На третий день нашего - почти безрезультатного - наступления на этот город меня вызвал к телефону командующий 61-й армией генерал-полковник П. А. Белов. Он был очень недоволен тем, что дивизия плохо действует в городе, где, как он выразился, всего две-три сотни немцев, а мы столько времени возимся, и результатов никаких. Я не мог ответить доказательно на его упреки, так как у нас не было еще "языка" и, следовательно, никаких данных о противнике. Но по тому, как он оборонялся на всех направлениях города, было очевидно, что перед нами крупная немецкая группировка. Я все-таки высказал свое мнение командующему армией, что мы имеем дело, скорее всего, не с сотнями, а с тысячами немцев и одной дивизии мало, чтобы овладеть городом.

Как уже потом стало известно, "гарнизон Шнайдемюля насчитывал до 28 тысяч солдат и офицеров, более 100 полевых орудий, 84 зенитных пушек, 26 самоходок, 18 танков и около 100 минометов". Группировка противника была подчинена командиру 14-го танкового корпуса, а в нашей 311-й дивизии, когда она блокировала город, насчитывалось около 4 тысяч солдат и офицеров. Если бы в те дни противник не отсиживался в окруженном нами городе, превосходя нас в семь раз по численности, а действовал более активно и решительно, думаю, нам пришлось бы несладко.
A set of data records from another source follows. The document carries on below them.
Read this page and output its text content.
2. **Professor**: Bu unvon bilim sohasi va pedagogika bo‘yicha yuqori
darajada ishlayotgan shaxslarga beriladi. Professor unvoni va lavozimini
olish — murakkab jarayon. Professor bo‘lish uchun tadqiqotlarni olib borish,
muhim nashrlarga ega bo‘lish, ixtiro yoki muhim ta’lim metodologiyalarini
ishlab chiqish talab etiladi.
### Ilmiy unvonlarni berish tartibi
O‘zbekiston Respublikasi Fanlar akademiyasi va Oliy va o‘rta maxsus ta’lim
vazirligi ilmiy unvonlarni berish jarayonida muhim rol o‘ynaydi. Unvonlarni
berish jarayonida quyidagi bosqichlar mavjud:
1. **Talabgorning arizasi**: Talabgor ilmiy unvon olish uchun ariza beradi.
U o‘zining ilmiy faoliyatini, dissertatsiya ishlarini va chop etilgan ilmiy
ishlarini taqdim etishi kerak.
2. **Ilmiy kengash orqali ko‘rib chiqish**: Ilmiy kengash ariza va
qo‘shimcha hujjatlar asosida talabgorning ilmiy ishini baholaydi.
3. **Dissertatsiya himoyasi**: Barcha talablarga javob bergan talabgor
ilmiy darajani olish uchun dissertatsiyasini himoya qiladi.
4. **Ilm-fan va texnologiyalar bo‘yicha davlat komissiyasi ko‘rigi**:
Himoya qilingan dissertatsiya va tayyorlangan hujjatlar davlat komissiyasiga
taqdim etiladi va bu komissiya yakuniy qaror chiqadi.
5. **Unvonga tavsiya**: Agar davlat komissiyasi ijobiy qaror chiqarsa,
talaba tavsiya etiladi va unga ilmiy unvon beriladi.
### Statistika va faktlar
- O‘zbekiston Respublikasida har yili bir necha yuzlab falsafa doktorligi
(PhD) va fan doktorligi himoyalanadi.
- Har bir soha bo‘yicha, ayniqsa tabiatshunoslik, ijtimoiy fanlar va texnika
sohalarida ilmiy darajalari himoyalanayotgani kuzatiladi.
После 3 февраля мы получили задачу сдать блокаду 47-й армии и быстро выйти в район Шепланке, где располагался командный пункт 80-го стрелкового корпуса генерала Верасбицкого, в подчинение которого мы временно вошли. Верасбицкого, хорошо подготовленного командира, я знал еще до войны, по Дальнему Востоку. Мы оба командовали под Благовещенском разведбатами в разных дивизиях, но в одном корпусе. Он немного изменился внешне - сейчас он носил очень красивую бороду.

Дивизию в срочном порядке вывели в район Шепланке, чтобы остановить и уничтожить контратакующего противника. Штабу корпуса, в силу сложившейся обстановки, приказывалось отойти назад, сменить свой командный пункт, а 311-й дивизии - занять оборону в районе Шепланке и отразить танковые контратаки противника.
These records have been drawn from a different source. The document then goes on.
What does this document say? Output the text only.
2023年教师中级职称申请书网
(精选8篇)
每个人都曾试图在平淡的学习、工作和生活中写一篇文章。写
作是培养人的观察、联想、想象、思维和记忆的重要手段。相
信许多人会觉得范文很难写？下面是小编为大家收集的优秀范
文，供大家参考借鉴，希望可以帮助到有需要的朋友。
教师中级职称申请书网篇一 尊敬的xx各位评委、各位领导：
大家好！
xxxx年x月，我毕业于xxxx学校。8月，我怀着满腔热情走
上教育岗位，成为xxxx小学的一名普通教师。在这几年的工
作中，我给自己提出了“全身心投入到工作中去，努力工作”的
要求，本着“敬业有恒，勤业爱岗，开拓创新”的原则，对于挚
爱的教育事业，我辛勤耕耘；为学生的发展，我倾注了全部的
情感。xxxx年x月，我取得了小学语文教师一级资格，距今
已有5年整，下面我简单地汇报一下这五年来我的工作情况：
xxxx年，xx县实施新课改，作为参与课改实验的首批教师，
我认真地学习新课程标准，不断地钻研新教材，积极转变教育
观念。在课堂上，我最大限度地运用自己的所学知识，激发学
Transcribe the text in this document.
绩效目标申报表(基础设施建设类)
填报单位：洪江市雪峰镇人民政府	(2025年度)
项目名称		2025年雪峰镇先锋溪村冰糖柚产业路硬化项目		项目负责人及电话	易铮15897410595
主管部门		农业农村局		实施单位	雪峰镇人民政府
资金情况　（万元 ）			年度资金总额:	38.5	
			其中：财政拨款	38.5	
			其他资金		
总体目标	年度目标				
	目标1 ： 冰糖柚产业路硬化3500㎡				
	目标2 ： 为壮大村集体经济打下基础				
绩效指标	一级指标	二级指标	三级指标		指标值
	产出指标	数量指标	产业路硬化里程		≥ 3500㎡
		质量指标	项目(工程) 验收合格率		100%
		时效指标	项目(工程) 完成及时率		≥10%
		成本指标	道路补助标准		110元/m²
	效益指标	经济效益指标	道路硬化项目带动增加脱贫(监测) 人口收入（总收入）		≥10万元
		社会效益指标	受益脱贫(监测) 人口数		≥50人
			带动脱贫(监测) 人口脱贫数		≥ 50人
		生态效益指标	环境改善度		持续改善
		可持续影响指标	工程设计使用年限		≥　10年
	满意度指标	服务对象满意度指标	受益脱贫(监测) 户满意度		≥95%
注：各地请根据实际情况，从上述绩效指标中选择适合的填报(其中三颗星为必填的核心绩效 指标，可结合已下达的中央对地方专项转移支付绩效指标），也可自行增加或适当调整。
Прежде чем продолжить рассказ о последующих действиях нашей дивизии, хочу остановиться на том, чем же закончились бои за Шнайдемюль.

Как стало известно позже, войска правого крыла 1-го Белорусского фронта значительно продвинулись на запад и пресекли все попытки противника оказать помощь и вывести из окружения свои войска, блокированные в городе. Нашу дивизию, о чем я писал выше, сменила оперативная группа 47-й армии в составе трех стрелковых дивизий под руководством командира корпуса генерала Кузьмина.